Smashing Pumpkins at the Tennessee Theatre

Two posts in one day? I know, what is this blog and what have we done with the Sunsphere?

It's just that Billy Corgan told me last night at the Tennessee Theatre to write on my blog: "he's still crazy, but he can still rock." That was just before he dedicated "Today" to me.

Ok, he didn't really tell me that personally or sing "Today" just for me, but it sure feels that way when you're taking in a rock show at the Tennessee Theatre.

I must confess, I'm not a die-hard Smashing Pumpkins fan, but I adored them at the height of their career and knew that if I ever planned to take in a concert the Tennessee Theatre would be the place to do it. And it was. The theatre in all it's restored glory almost seemed like a sixth member of the band. The soft blue glow of the ceiling and red lights on the walls made me feel like I was an extra in a Pumpkins video.

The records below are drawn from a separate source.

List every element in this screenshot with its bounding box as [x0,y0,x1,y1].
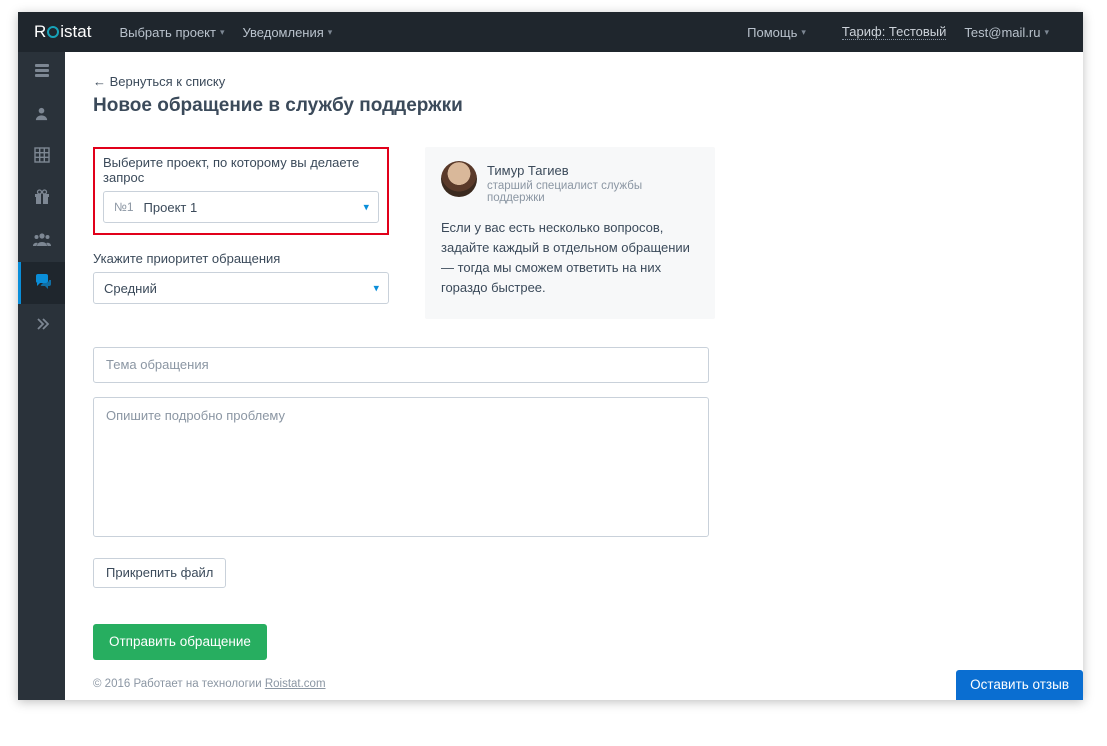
expand-icon [35,317,49,334]
sidebar-item-grid[interactable] [18,136,65,178]
specialist-role: старший специалист службы поддержки [487,180,697,204]
users-icon [33,232,51,251]
chat-icon [35,274,52,293]
project-select[interactable]: №1 Проект 1 [103,191,379,223]
user-menu[interactable]: Test@mail.ru ▾ [964,25,1049,40]
chevron-down-icon: ▾ [1044,27,1049,38]
chevron-down-icon: ▾ [801,27,806,38]
project-select-label: Выберите проект, по которому вы делаете … [103,155,379,185]
server-icon [34,63,50,83]
logo[interactable]: R istat [34,22,91,42]
specialist-avatar [441,161,477,197]
sidebar-item-users[interactable] [18,220,65,262]
priority-select[interactable]: Средний [93,272,389,304]
main-content: ← Вернуться к списку Новое обращение в с… [65,52,1083,700]
logo-prefix: R [34,22,46,42]
back-link[interactable]: ← Вернуться к списку [93,74,1057,89]
top-bar: R istat Выбрать проект ▾ Уведомления ▾ П… [18,12,1083,52]
notifications-link[interactable]: Уведомления ▾ [243,25,333,40]
footer-copyright: © 2016 Работает на технологии [93,678,265,690]
description-textarea[interactable] [93,397,709,537]
chevron-down-icon: ▾ [328,27,333,38]
project-select-highlight: Выберите проект, по которому вы делаете … [93,147,389,235]
project-selector[interactable]: Выбрать проект ▾ [119,25,224,40]
specialist-hint: Если у вас есть несколько вопросов, зада… [441,218,697,299]
page-title: Новое обращение в службу поддержки [93,95,1057,117]
gift-icon [34,189,50,209]
specialist-name: Тимур Тагиев [487,163,697,178]
sidebar-item-user[interactable] [18,94,65,136]
subject-input[interactable] [93,347,709,383]
project-selector-label: Выбрать проект [119,25,216,40]
tariff-link[interactable]: Тариф: Тестовый [842,24,947,40]
footer: © 2016 Работает на технологии Roistat.co… [93,660,1057,690]
user-email: Test@mail.ru [964,25,1040,40]
specialist-info-box: Тимур Тагиев старший специалист службы п… [425,147,715,319]
attach-file-button[interactable]: Прикрепить файл [93,558,226,588]
project-select-value: Проект 1 [144,200,198,215]
priority-select-value: Средний [104,281,157,296]
chevron-down-icon: ▾ [220,27,225,38]
sidebar-item-chat[interactable] [18,262,65,304]
sidebar-item-gift[interactable] [18,178,65,220]
priority-select-label: Укажите приоритет обращения [93,251,389,266]
sidebar-item-expand[interactable] [18,304,65,346]
logo-suffix: istat [60,22,91,42]
logo-dot-icon [47,26,59,38]
project-number: №1 [114,200,134,214]
sidebar-item-server[interactable] [18,52,65,94]
help-link[interactable]: Помощь ▾ [747,25,806,40]
feedback-button[interactable]: Оставить отзыв [956,670,1083,700]
grid-icon [34,147,50,167]
help-label: Помощь [747,25,797,40]
footer-link[interactable]: Roistat.com [265,678,326,690]
notifications-label: Уведомления [243,25,324,40]
sidebar [18,52,65,700]
submit-button[interactable]: Отправить обращение [93,624,267,660]
user-icon [34,106,49,125]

But of course, the Smashing Pumpkins are not quite what they were 12 years ago. James Iha and D'arcy have gone their separate ways and although they were never the creative forces behind the group and although they've been replaced, it still feels like they should be there.

I bought the tickets knowing that they'd be playing a good bit of stuff from their new album, Zeitgeist. I wasn't terribly familiar with it, but after hearing a few songs off it last night I can say it's OK, not great, but OK. Judging by the crowd's reaction, I wasn't the only one who thought that.

I still got out of the show what I hoped for: a classic alternative rock concert. The Pumpkins don't disappoint in that aspect, and Corgan was sure to let us all know that they'll keep on alt-rocking even as American Idol and emo rock dominate pop music. They also shared a few old favorites like "Tonight, Tonight" and "Bullet With Butterfly Wings" and closed the show with their own interpretation of a Pink Floyd song (not sure which one) that went on for a good 20 minutes ... or at least felt like it did.

The encore sold me, bizarre as it was. The band pulled out kazoos. And sang Mungo Jerry's "In the Summertime." My boyfriend hated it. He was hoping for "Cherub Rock" or something along the lines. But it's those off-the-wall surprises that I go to concerts for.

I'll deduct three wigs for the quality of the new tunes (the Russian judge wanted to take away five) and give it seven wigs.


B said...

I, too, was there. I was having a great time up until Billy Corgan said, "We f@#!ing rock and you know it. And they know it out there. Everyone knows it."


I'm giving him the benefit of the doubt. I'm sure he's just as upset that things aren't what they used to be.

After this comment, they went into heavy metal jam time for forever, where I sat down. My mind began drifting until someone a few seats down screamed, "You arrogant prick! Play something good!"

and what I have to say to that is that everyone who bought a ticket knew what they were getting themselves into. I was even getting the feeling that Billy Corgan wanted us to dislike him a little.

All in all, I'm glad I went. I can't dislike them for what they have become no matter how much I may want to. Maybe they'll come back around, but even if they don't, I'll always love them.

Mickey said...

There was a time when I wouldn't have hesitated to shell out $50 to see the Pumpkins: maybe ten years ago. These days that's a little rich to see a band that probably resents it's earlier work, which of course is the stuff we all want to hear.

I was still mighty tempted, but in the end I think all I really want out of them is to listen to Gish really loud while driving with my windows down, thinking about the times when I thought I had it all figured out.

The Modern Gal said...

I had forgotten he said that. At the beginning, I was hoping he would just keep his mouth shut.

I escaped for the restroom when they went into their jam.